In the meantime, Air Serbia is working on some other aspects of the passenger experience. For example, Marek also mentioned efforts to upgrade the inflight food offering, an area in which, he said, he was not fully satisfied with the existing suppliers.
Marek complained about the market dynamics in those segments of the value chain where there is little or no competition.
He highlighted a recently established joint venture with Menzies to take care of ground handling at Belgrade Nikola Tesla Airport (BEG). This move was motivated by what Marek deemed to be an unsatisfactory service situation with the previous supplier. Other similar joint ventures may follow as the airline takes a more pronounced interest in ensuring quality throughout the supply chain, he added.
Air Serbia is also investing in a larger, brand-new lounge at Belgrade airport, which Marek expects will be ready before the 2025 summer season, while also rolling out premium check-in areas and a new service center.

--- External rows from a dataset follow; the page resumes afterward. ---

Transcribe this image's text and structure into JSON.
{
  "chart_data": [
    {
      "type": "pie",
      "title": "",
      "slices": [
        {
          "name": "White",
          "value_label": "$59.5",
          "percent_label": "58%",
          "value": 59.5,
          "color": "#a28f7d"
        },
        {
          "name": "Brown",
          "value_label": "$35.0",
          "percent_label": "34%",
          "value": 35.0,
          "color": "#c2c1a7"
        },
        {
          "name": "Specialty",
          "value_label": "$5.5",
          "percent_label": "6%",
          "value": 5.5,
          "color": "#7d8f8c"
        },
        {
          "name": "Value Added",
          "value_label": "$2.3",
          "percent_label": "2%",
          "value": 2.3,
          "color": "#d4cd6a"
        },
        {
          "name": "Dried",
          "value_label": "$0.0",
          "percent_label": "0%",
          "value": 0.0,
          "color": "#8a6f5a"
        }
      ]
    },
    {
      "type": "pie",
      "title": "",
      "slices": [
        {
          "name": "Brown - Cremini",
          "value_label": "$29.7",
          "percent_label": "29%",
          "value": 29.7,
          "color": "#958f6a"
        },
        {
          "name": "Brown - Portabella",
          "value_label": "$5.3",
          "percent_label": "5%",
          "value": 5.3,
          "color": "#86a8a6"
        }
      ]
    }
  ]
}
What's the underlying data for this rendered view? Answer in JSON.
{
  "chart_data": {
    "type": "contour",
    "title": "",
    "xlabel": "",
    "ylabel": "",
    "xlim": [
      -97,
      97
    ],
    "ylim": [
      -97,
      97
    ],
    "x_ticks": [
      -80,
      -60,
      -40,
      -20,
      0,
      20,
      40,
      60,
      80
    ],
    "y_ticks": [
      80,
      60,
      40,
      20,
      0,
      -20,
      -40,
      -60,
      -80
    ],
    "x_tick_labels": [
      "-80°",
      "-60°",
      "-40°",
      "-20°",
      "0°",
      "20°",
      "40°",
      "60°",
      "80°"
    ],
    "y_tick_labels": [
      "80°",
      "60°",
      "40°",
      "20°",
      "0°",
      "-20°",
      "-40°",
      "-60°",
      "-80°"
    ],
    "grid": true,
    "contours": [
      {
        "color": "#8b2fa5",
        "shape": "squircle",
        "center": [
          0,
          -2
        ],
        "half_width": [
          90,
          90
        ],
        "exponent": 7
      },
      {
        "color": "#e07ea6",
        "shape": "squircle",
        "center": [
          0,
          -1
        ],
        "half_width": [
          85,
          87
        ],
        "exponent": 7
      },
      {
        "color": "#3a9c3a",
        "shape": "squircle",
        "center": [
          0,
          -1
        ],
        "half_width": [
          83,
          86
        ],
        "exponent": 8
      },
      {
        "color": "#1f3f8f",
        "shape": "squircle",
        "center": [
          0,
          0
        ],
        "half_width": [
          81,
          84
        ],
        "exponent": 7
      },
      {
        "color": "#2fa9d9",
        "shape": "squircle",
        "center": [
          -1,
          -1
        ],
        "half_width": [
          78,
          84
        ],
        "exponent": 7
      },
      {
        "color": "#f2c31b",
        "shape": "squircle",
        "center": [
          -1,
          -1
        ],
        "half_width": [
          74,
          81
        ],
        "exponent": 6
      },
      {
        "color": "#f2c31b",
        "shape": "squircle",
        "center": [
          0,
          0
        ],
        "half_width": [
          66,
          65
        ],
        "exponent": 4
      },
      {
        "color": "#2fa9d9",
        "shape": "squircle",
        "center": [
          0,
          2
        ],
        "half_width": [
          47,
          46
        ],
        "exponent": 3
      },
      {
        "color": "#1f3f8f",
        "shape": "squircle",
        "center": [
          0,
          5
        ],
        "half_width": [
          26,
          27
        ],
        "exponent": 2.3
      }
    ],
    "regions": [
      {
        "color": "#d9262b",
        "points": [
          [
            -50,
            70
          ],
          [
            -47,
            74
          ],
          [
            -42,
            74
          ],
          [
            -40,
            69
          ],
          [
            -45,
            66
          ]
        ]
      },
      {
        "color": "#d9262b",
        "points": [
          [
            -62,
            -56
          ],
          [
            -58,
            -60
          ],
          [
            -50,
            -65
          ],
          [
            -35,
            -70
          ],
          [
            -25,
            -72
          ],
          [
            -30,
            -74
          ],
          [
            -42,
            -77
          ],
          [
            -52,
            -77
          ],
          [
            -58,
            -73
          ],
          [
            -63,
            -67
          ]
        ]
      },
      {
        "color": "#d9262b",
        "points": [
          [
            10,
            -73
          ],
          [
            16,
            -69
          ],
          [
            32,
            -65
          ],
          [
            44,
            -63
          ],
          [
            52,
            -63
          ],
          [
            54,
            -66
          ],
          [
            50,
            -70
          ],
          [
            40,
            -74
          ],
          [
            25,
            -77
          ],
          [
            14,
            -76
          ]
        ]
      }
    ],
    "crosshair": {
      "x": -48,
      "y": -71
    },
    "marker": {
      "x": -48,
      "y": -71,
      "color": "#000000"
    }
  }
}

Marek explained that Air Serbia is also evaluating options to revamp inflight entertainment aboard its aircraft. The airline has already run a pilot test with Bluebox, a wireless inflight entertainment (W-IFE) provider, although the jury is still out when it comes to the narrowbody fleet.
“There are multiple options in the market, we are looking into it and will decide in which direction we will go,” Marek said adding that pickup rate had not been as high as expected.
He continued: “It’s nice to have, but we’ve been a bit surprised. We tested it on the A320s and the ATRs and, surprisingly, ATR had better pickup rates while operating shorter flight. That was a bit surprising. Honestly, I don’t know what the reasons are.”
The case for adding W-IFE to the long-haul fleet, which is currently fitted with a traditional seatback entertainment system (provided by Panasonic and, in the case of one of the aircraft, by Thales) seems to be more straightforward.
“We are definitely looking to implement it [W-IFE] in the A330s as a kind of backup version in case there is some problem with the IFE system,” he said. “Actually, with this system you have more choices than in the classical one. So, for the A330s we are definitely looking at it and most likely we will go ahead.”
However, the airline has no plans to introduce internet connectivity. Air Serbia has offered inflight internet access in the past, but uptake was below 3%, Marek said, so, the low volumes hardly justified the cost.
“It’s a nice PR,” he said, adding that, right now, he does not think the availability of internet access is a key factor when travelers make choices.